Im Februar 2021 kam es in Deutschland zur weltweit ersten Verurteilung eines (ehemaligen) Angehörigen des Assad-Regimes. Eine Entscheidung mit Signalwirkung : Wer irgendwo auf der Welt völkerrechtliche Verbrechen begeht, soll anderswo mit einer Strafe rechnen müssen. Konkret hatte der 44-jährige Syrer Eyad A. bei der Inhaftierung und dem Transport von mindestens 30 Regimekritikern in Assads Gefängnisse mitgewirkt – wissend, dass es dort regelmäßig zu Folter kommt. Was ihn zu einem verhältnismäßig kleinen Rädchen macht, aber doch zu einem Täter. Als › Gehilfe ‹ leistete er damit seinen Beitrag zu Verbrechen gegen die Menschlichkeit : Solche liegen vor, wenn Taten wie Folter nicht isoliert, sondern › im Rahmen eines ausgedehnten oder systematischen Angriffs gegen eine Zivilbevölkerung ‹ begangen werden.

Dass dieser Angriff fernab von Deutschland stattfand, ist dabei kein Problem. Zwar gilt im Strafrecht grundsätzlich das Territorialitätsprinzip, also die Zuständigkeit der Gerichte des Tatorts. Bei schwerwiegenden völkerrechtlichen Verbrechen kann aber jedes Land zuständig sein, wenn es das auch will. Deutschland hat dieses › Universalitätsprinzip ‹ (auch als › Weltrechtsprinzip ‹ bezeichnet) 2002 umgesetzt.

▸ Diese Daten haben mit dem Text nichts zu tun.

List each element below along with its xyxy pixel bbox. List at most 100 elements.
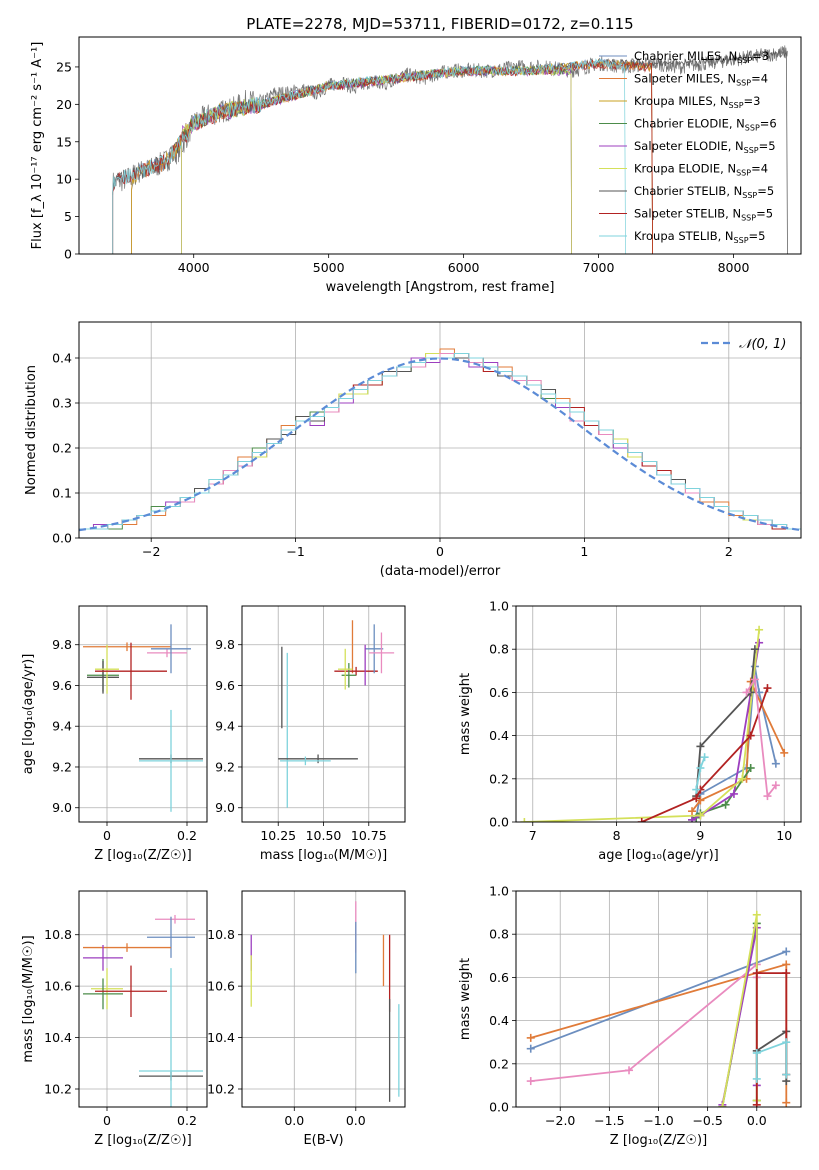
tick-label-y: 10.8 [207, 927, 235, 942]
errorbar-point [83, 978, 123, 1010]
legend-label-main: Chabrier STELIB, N [634, 184, 742, 198]
axes-frame [78, 36, 802, 255]
weight-line [755, 1040, 788, 1079]
weight-marker [520, 818, 529, 822]
axis-label-y: Flux [f_λ 10⁻¹⁷ erg cm⁻² s⁻¹ A⁻¹] [30, 42, 45, 250]
tick-label-x: 10.75 [351, 828, 387, 843]
model-spectrum-line [131, 58, 653, 254]
legend-label-value: =3 [744, 94, 761, 108]
tick-label-x: 1 [580, 544, 588, 559]
tick-label-x: −2 [142, 544, 160, 559]
weight-marker [742, 688, 751, 697]
legend-label: Chabrier MILES, NSSP=3 [634, 49, 769, 65]
axes-frame [515, 605, 802, 823]
errorbar-point [87, 661, 119, 694]
weight-marker [763, 684, 772, 693]
model-spectrum-line [131, 58, 653, 254]
tick-label-y: 0.2 [489, 771, 509, 786]
legend-label-main: Salpeter MILES, N [634, 72, 736, 86]
weight-marker [752, 910, 761, 919]
tick-label-x: 4000 [178, 260, 210, 275]
legend-label: Salpeter ELODIE, NSSP=5 [634, 139, 776, 155]
legend-label-sub: SSP [737, 56, 752, 65]
tick-label-y: 1.0 [489, 884, 509, 899]
tick-label-y: 15 [56, 134, 72, 149]
legend-label-sub: SSP [736, 79, 751, 88]
weight-marker [688, 815, 697, 822]
tick-label-y: 9.8 [52, 637, 72, 652]
errorbar-point [341, 663, 357, 688]
errorbar-point [139, 968, 203, 1107]
weight-marker [750, 675, 759, 684]
panel-weight_vs_Z: −2.0 −1.5 −1.0 −0.5 0.0 0.0 0.2 0.4 0.6 0.8 1.0 Z [… [458, 884, 802, 1148]
weight-marker [782, 1038, 791, 1047]
tick-label-y: 1.0 [489, 599, 509, 614]
tick-label-y: 10.4 [44, 1030, 72, 1045]
plot-area-spectrum [112, 45, 788, 254]
errorbar-point [280, 756, 331, 766]
tick-label-x: 0.0 [346, 1113, 366, 1128]
axis-label-x: Z [log₁₀(Z/Z☉)] [610, 1133, 707, 1148]
weight-line [524, 629, 760, 822]
weight-marker [688, 807, 697, 816]
legend-label-sub: SSP [741, 214, 756, 223]
legend-label-sub: SSP [734, 236, 749, 245]
legend-label-value: =4 [751, 162, 768, 176]
weight-line [530, 950, 787, 1050]
weight-marker [771, 759, 780, 768]
tick-label-x: 10 [776, 828, 792, 843]
tick-label-x: 8000 [718, 260, 750, 275]
tick-label-y: 9.6 [215, 678, 235, 693]
errorbar-point [83, 945, 123, 971]
tick-label-y: 0.0 [489, 815, 509, 830]
legend-label-value: =5 [759, 139, 776, 153]
weight-marker [637, 818, 646, 822]
tick-label-x: −1 [286, 544, 304, 559]
legend-label-value: =5 [749, 229, 766, 243]
panel-weight_vs_age: 7 8 9 10 0.0 0.2 0.4 0.6 0.8 1.0 age [log₁₀(age/yr… [458, 599, 802, 863]
tick-label-y: 5 [64, 209, 72, 224]
weight-line [695, 649, 756, 797]
legend-label: Kroupa STELIB, NSSP=5 [634, 229, 765, 245]
tick-label-y: 10.6 [44, 979, 72, 994]
errorbar-point [147, 648, 187, 658]
tick-label-y: 0.4 [52, 351, 72, 366]
plot-area-residuals [79, 348, 801, 538]
legend-label-sub: SSP [744, 146, 759, 155]
plot-area-mass_vs_Z [83, 914, 203, 1107]
tick-label-x: 0 [103, 828, 111, 843]
legend-label-main: Salpeter STELIB, N [634, 207, 741, 221]
errorbar-point [95, 965, 167, 1017]
errorbar-point [147, 916, 195, 958]
axes-frame [78, 605, 208, 823]
weight-marker [729, 789, 738, 798]
weight-line [755, 972, 788, 1105]
weight-marker [526, 1033, 535, 1042]
legend-label: Salpeter STELIB, NSSP=5 [634, 207, 773, 223]
tick-label-y: 10.2 [44, 1082, 72, 1097]
axis-label-x: Z [log₁₀(Z/Z☉)] [94, 1133, 191, 1148]
axis-label-x: Z [log₁₀(Z/Z☉)] [94, 848, 191, 863]
model-spectrum-line [181, 64, 572, 254]
axis-label-y: Normed distribution [24, 365, 39, 495]
legend: 𝒩(0, 1) [701, 337, 786, 352]
panel-mass_vs_EBV: 0.0 0.0 10.2 10.4 10.6 10.8 E(B-V) [207, 890, 406, 1148]
tick-label-x: 2 [725, 544, 733, 559]
legend-label-main: Salpeter ELODIE, N [634, 139, 744, 153]
axis-label-y: age [log₁₀(age/yr)] [21, 654, 36, 775]
tick-label-y: 0.0 [489, 1100, 509, 1115]
tick-label-x: −1.5 [594, 1113, 624, 1128]
tick-label-y: 9.8 [215, 637, 235, 652]
tick-label-y: 9.4 [215, 719, 235, 734]
panel-age_vs_mass: 10.25 10.50 10.75 9.0 9.2 9.4 9.6 9.8 mass [log₁… [215, 605, 406, 863]
weight-line [691, 642, 760, 821]
weight-line [745, 676, 777, 799]
legend-label: Chabrier STELIB, NSSP=5 [634, 184, 774, 200]
plot-area-mass_vs_EBV [250, 901, 400, 1102]
tick-label-y: 0.4 [489, 1013, 509, 1028]
tick-label-y: 0.1 [52, 486, 72, 501]
weight-marker [782, 1070, 791, 1079]
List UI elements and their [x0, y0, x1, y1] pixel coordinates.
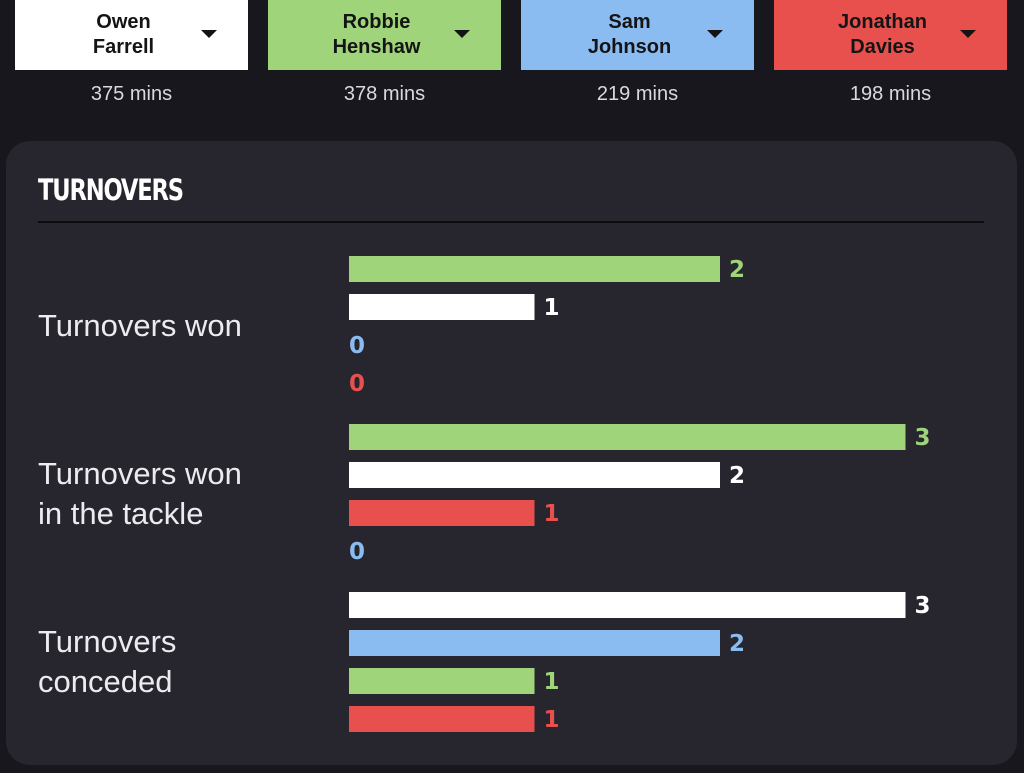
chevron-down-icon[interactable] [201, 30, 217, 38]
bar [349, 294, 535, 320]
bar [349, 500, 535, 526]
card-title: TURNOVERS [38, 173, 184, 207]
player-select-henshaw[interactable]: Robbie Henshaw [268, 0, 501, 70]
value-label: 1 [544, 295, 560, 321]
player-name: Robbie Henshaw [332, 11, 421, 58]
bar [349, 256, 720, 282]
player-column-4: Jonathan Davies 198 mins [774, 0, 1007, 106]
bar [349, 592, 906, 618]
player-column-3: Sam Johnson 219 mins [521, 0, 754, 106]
player-minutes: 198 mins [849, 83, 932, 105]
value-label: 1 [544, 669, 560, 695]
turnovers-card: TURNOVERS Turnovers won 2 1 0 0 Turnovers won… [6, 141, 1017, 765]
category-label: Turnovers won [38, 308, 242, 343]
player-select-farrell[interactable]: Owen Farrell [15, 0, 248, 70]
bar [349, 706, 535, 732]
player-column-2: Robbie Henshaw 378 mins [268, 0, 501, 106]
card-divider [38, 221, 984, 223]
bar [349, 630, 720, 656]
player-column-1: Owen Farrell 375 mins [15, 0, 248, 106]
bar [349, 462, 720, 488]
player-minutes: 375 mins [90, 83, 173, 105]
player-minutes: 378 mins [343, 83, 426, 105]
chevron-down-icon[interactable] [707, 30, 723, 38]
value-label: 1 [544, 707, 560, 733]
player-minutes: 219 mins [596, 83, 679, 105]
value-label: 2 [729, 257, 745, 283]
value-label: 1 [544, 501, 560, 527]
value-label: 2 [729, 463, 745, 489]
player-name: Jonathan Davies [838, 11, 927, 58]
value-label: 0 [349, 333, 365, 359]
player-selector-strip: Owen Farrell 375 mins Robbie Henshaw 378… [15, 0, 1007, 106]
turnovers-bar-chart: Turnovers won 2 1 0 0 Turnovers won in the tac… [38, 256, 931, 733]
value-label: 0 [349, 539, 365, 565]
chevron-down-icon[interactable] [960, 30, 976, 38]
category-label: Turnovers conceded [38, 624, 176, 699]
value-label: 0 [349, 371, 365, 397]
player-select-davies[interactable]: Jonathan Davies [774, 0, 1007, 70]
player-select-johnson[interactable]: Sam Johnson [521, 0, 754, 70]
value-label: 2 [729, 631, 745, 657]
value-label: 3 [915, 425, 931, 451]
chevron-down-icon[interactable] [454, 30, 470, 38]
bar [349, 424, 906, 450]
value-label: 3 [915, 593, 931, 619]
player-name: Owen Farrell [92, 11, 155, 58]
category-label: Turnovers won in the tackle [38, 456, 242, 531]
player-name: Sam Johnson [587, 11, 672, 58]
bar [349, 668, 535, 694]
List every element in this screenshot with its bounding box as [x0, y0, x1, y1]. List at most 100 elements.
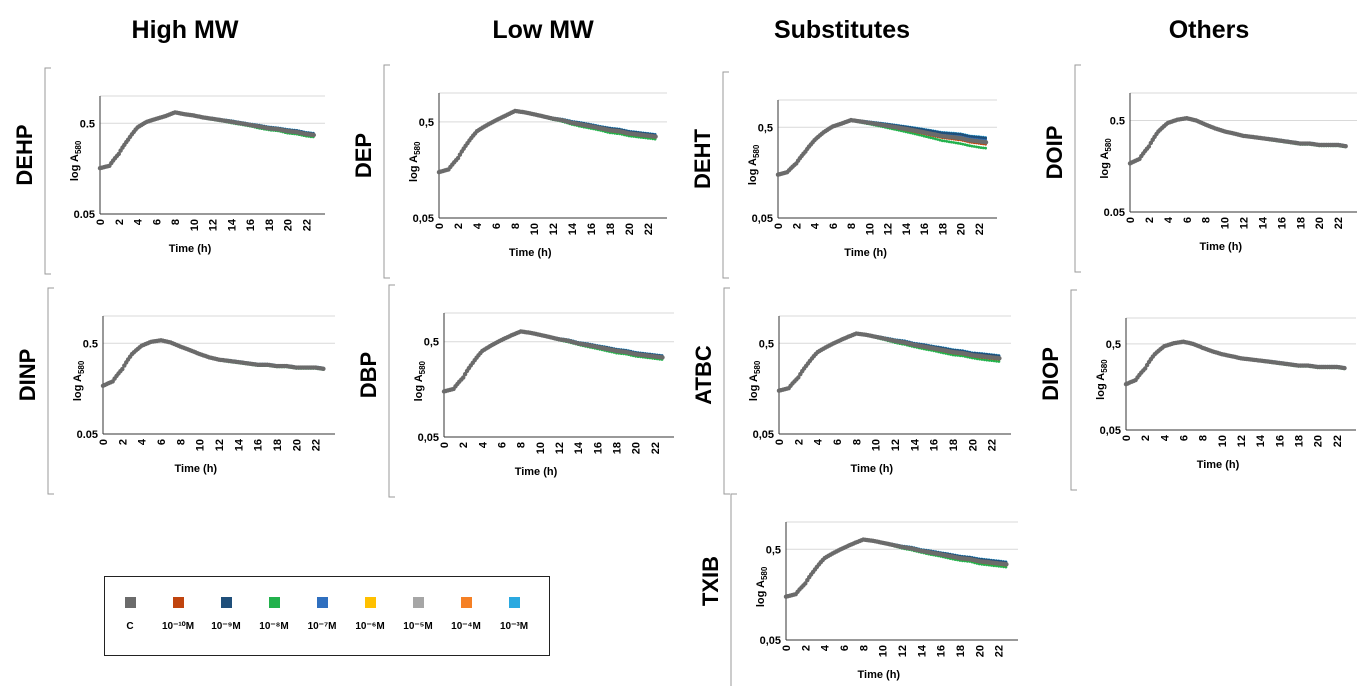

Dahinter steckt der Gedanke, dass derartige Taten eine über ihre Opfer hinausgehende Dimension haben. Vielmehr betreffen sie die gesamte internationale Gemeinschaft. Allein deswegen ist die ge­läufige Übersetzung der › Crimes against humanity ‹ als › Verbrechen gegen die Menschlichkeit ‹ unscharf, wie Völkerrechtler oft monieren – eigentlich müsste man von › Verbrechen gegen die Menschheit ‹ sprechen.

Womit sich ein Kreis schließt, der nach dem Ersten Weltkrieg mit dem ehema­ligen deutschen Kaiser Wilhelm II. begonnen hat. Er sollte vor ein eigenes ­internationales Strafgericht gebracht werden, weil er › in den Augen der zivi­lisierten Welt ‹ einen › aggressiven und ­ungerechten Krieg ‹ geführt hatte, › ein schweres Verbrechen gegen die Menschheit ‹, wie es eine eigens eingesetzte Kommission damals formulierte. Letztlich kam es aber nicht dazu, weil der Kaiser kurz vor Ende des Krieges in den Niederlanden Unterschlupf fand und die dortige Königin Wilhelmina seine Auslie­ferung verweigerte.